Optimizing memory accesses is the first step to achieving high performance with OpenCL™ on the Intel® Graphics. Tune your kernel to access memory at an optimal granularity and with optimal addresses.
The OpenCL™ implementation for the Intel® Graphics primarily accesses global and constant memory through the following caches:
- GPU-specific L3 cache
- CPU and GPU shared Last Level Cache (LLC).
Of these two caches, it is important to optimize memory accesses for the L3 cache. L3 cache line is 64 bytes.
Finally, there are L1 and L2 caches that are specific to the sampler and renderer.
Accesses to __global memory and __constant memory go through the L3 cache and LLC. In addition, __private memory that spill from registers do the same. If multiple OpenCL work-items in the same hardware thread make requests to the same L3 cache line, these requests are collapsed to a single request. This means that the effective __global memory, __constant memory, and __private memory bandwidth is determined by the number of the accessed L3 cache lines that are accessed.
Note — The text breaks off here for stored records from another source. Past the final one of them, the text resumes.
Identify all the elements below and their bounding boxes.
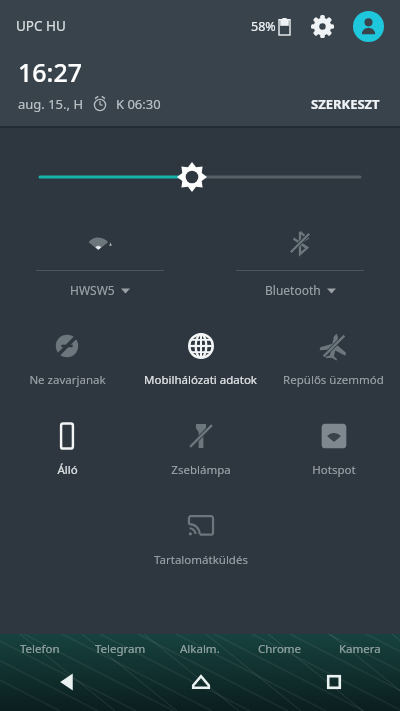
staticText: Álló [57,462,78,478]
staticText: HWSW5 [70,282,115,298]
staticText: Kamera [339,641,381,657]
staticText: Bluetooth [265,282,321,298]
staticText: aug. 15., H [18,95,84,113]
button[interactable]: Home [134,653,267,711]
staticText: Ne zavarjanak [29,372,106,388]
button[interactable]: Telegram [80,636,160,662]
button[interactable]: Kamera [320,636,400,662]
button[interactable]: Zseblámpa [134,418,267,482]
staticText: Alkalm. [180,641,220,657]
button[interactable]: Bluetooth [200,229,400,298]
staticText: 16:27 [18,55,83,89]
staticText: Zseblámpa [171,462,231,478]
button[interactable]: Brightness [0,161,400,193]
button[interactable]: Álló [0,418,134,482]
button[interactable]: Recents [267,653,400,711]
button[interactable]: SZERKESZT [307,91,384,117]
staticText: Mobilhálózati adatok [144,372,257,388]
staticText: Chrome [258,641,302,657]
button[interactable]: HWSW5 [0,229,200,298]
button[interactable]: User account [353,11,384,42]
button[interactable]: Hotspot [267,418,400,482]
button[interactable]: Telefon [0,636,80,662]
staticText: Telegram [95,641,146,657]
staticText: SZERKESZT [311,95,380,113]
staticText: Telefon [20,641,60,657]
button[interactable]: Ne zavarjanak [0,328,134,392]
button[interactable]: Repülős üzemmód [267,328,400,392]
button[interactable]: Settings [307,11,337,41]
staticText: K 06:30 [116,95,161,113]
button[interactable]: Chrome [240,636,320,662]
staticText: UPC HU [16,17,66,35]
button[interactable]: Mobilhálózati adatok [134,328,267,392]
staticText: Tartalomátküldés [154,552,248,568]
button[interactable]: Back [0,653,134,711]
staticText: Hotspot [312,462,356,478]
button[interactable]: Tartalomátküldés [134,508,267,572]
button[interactable]: Alkalm. [160,636,240,662]
staticText: 58% [251,18,276,35]
staticText: Repülős üzemmód [283,372,384,388]
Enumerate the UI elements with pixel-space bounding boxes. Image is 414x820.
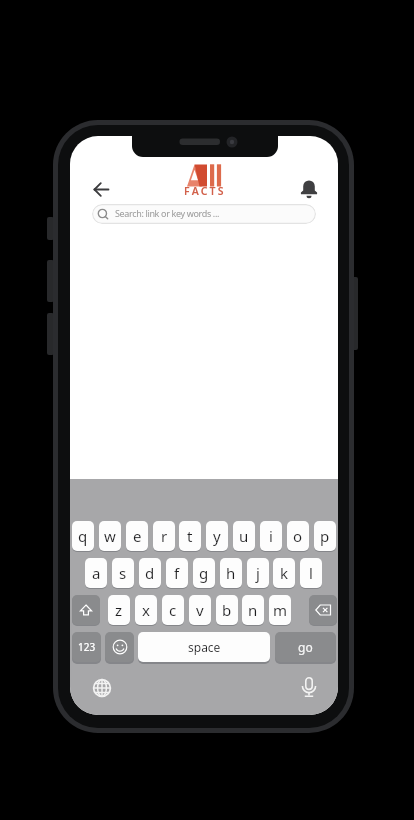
button[interactable]: z: [108, 595, 130, 625]
button[interactable]: c: [162, 595, 184, 625]
staticText: go: [298, 639, 313, 655]
button[interactable]: i: [260, 521, 282, 551]
staticText: a: [92, 563, 101, 583]
button[interactable]: b: [216, 595, 238, 625]
button[interactable]: h: [220, 558, 242, 588]
button[interactable]: 123: [72, 632, 101, 662]
staticText: space: [188, 639, 221, 655]
staticText: 123: [78, 640, 96, 654]
button[interactable]: a: [85, 558, 107, 588]
staticText: f: [174, 563, 180, 583]
button[interactable]: y: [206, 521, 228, 551]
button[interactable]: [299, 178, 319, 198]
staticText: c: [169, 600, 177, 620]
button[interactable]: r: [153, 521, 175, 551]
button[interactable]: space: [138, 632, 270, 662]
button[interactable]: [91, 179, 112, 200]
staticText: u: [239, 526, 249, 546]
staticText: Search: link or key words ...: [115, 207, 220, 219]
staticText: m: [273, 600, 288, 620]
button[interactable]: g: [193, 558, 215, 588]
staticText: i: [269, 526, 273, 546]
staticText: k: [280, 563, 289, 583]
staticText: w: [104, 526, 116, 546]
button[interactable]: [92, 678, 112, 698]
staticText: o: [293, 526, 303, 546]
button[interactable]: [300, 677, 318, 699]
button[interactable]: j: [247, 558, 269, 588]
button[interactable]: l: [300, 558, 322, 588]
button[interactable]: n: [242, 595, 264, 625]
staticText: FACTS: [184, 184, 226, 198]
button[interactable]: s: [112, 558, 134, 588]
button[interactable]: go: [275, 632, 336, 662]
staticText: e: [133, 526, 142, 546]
button[interactable]: [309, 595, 337, 625]
button[interactable]: d: [139, 558, 161, 588]
staticText: y: [213, 526, 221, 546]
staticText: d: [145, 563, 155, 583]
button[interactable]: e: [126, 521, 148, 551]
staticText: r: [161, 526, 168, 546]
staticText: t: [187, 526, 193, 546]
staticText: s: [119, 563, 127, 583]
button[interactable]: v: [189, 595, 211, 625]
staticText: j: [256, 563, 260, 583]
button[interactable]: m: [269, 595, 291, 625]
button[interactable]: o: [287, 521, 309, 551]
button[interactable]: x: [135, 595, 157, 625]
button[interactable]: [105, 632, 134, 662]
button[interactable]: u: [233, 521, 255, 551]
staticText: n: [248, 600, 258, 620]
button[interactable]: f: [166, 558, 188, 588]
staticText: x: [142, 600, 150, 620]
button[interactable]: Search: link or key words ...: [92, 204, 316, 224]
button[interactable]: t: [179, 521, 201, 551]
staticText: b: [222, 600, 232, 620]
staticText: g: [199, 563, 209, 583]
button[interactable]: k: [273, 558, 295, 588]
button[interactable]: w: [99, 521, 121, 551]
staticText: h: [226, 563, 236, 583]
button[interactable]: p: [314, 521, 336, 551]
staticText: z: [115, 600, 123, 620]
staticText: l: [309, 563, 313, 583]
staticText: q: [78, 526, 88, 546]
staticText: v: [196, 600, 204, 620]
staticText: p: [320, 526, 330, 546]
button[interactable]: [72, 595, 100, 625]
button[interactable]: q: [72, 521, 94, 551]
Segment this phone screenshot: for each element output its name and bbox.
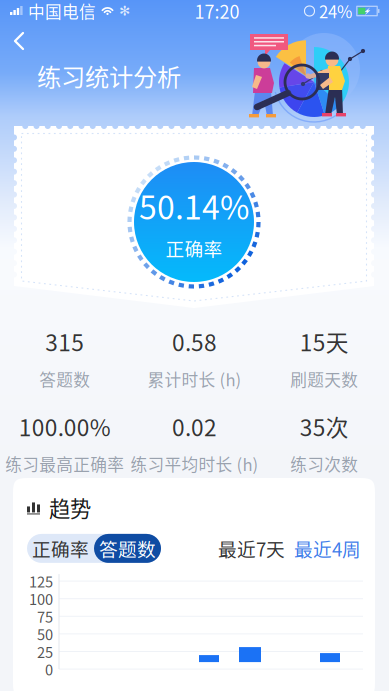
staticText: 答题数 [99,535,156,562]
staticText: 35次 [300,410,349,443]
button[interactable]: 最近7天 [218,535,285,562]
staticText: 答题数 [39,367,90,391]
staticText: 最近7天 [218,535,285,562]
staticText: ✻ [119,3,130,19]
staticText: 0 [45,658,53,680]
staticText: 刷题天数 [290,367,358,391]
staticText: 24% [319,0,352,23]
button[interactable]: 正确率 [27,534,94,563]
staticText: 25 [37,641,53,662]
staticText: 练习最高正确率 [5,452,124,476]
staticText: 100 [29,588,53,609]
staticText: 125 [29,570,53,592]
staticText: 0.02 [172,410,217,443]
staticText: 17:20 [194,0,240,24]
button[interactable]: Back [0,22,50,57]
staticText: 0.58 [172,325,217,358]
staticText: 正确率 [32,535,89,562]
staticText: 练习次数 [290,452,358,476]
staticText: 正确率 [166,235,222,262]
staticText: 练习统计分析 [37,58,181,93]
button[interactable]: 最近4周 [285,535,361,562]
staticText: 50 [37,623,53,644]
staticText: 15天 [300,325,349,358]
staticText: 最近4周 [294,535,361,562]
button[interactable]: 答题数 [94,534,161,563]
staticText: 315 [45,325,84,358]
staticText: 50.14% [139,182,249,229]
staticText: 趋势 [49,492,91,523]
staticText: 练习平均时长 (h) [130,452,258,476]
staticText: 累计时长 (h) [148,367,242,391]
staticText: 中国电信 [28,0,96,23]
staticText: 75 [37,606,53,627]
staticText: 100.00% [19,410,111,443]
For example, if two L3 cache lines are accessed from different work items in the same hardware thread, memory bandwidth is one half of the memory bandwidth in case when only one L3 cache line is accessed.
__local memory is allocated directly from the L3 cache, and is divided into 16 banks at a 32-bit granularity. Because it is so highly banked, it is more important to minimize bank conflicts when accessing local memory than to minimize the number of L3 cache lines accesses.
All memory can be accessed in 8-bit, 16-bit, or 32-bit quantities. 32-bit quantities can be accessed as vectors of one, two, three, or four components.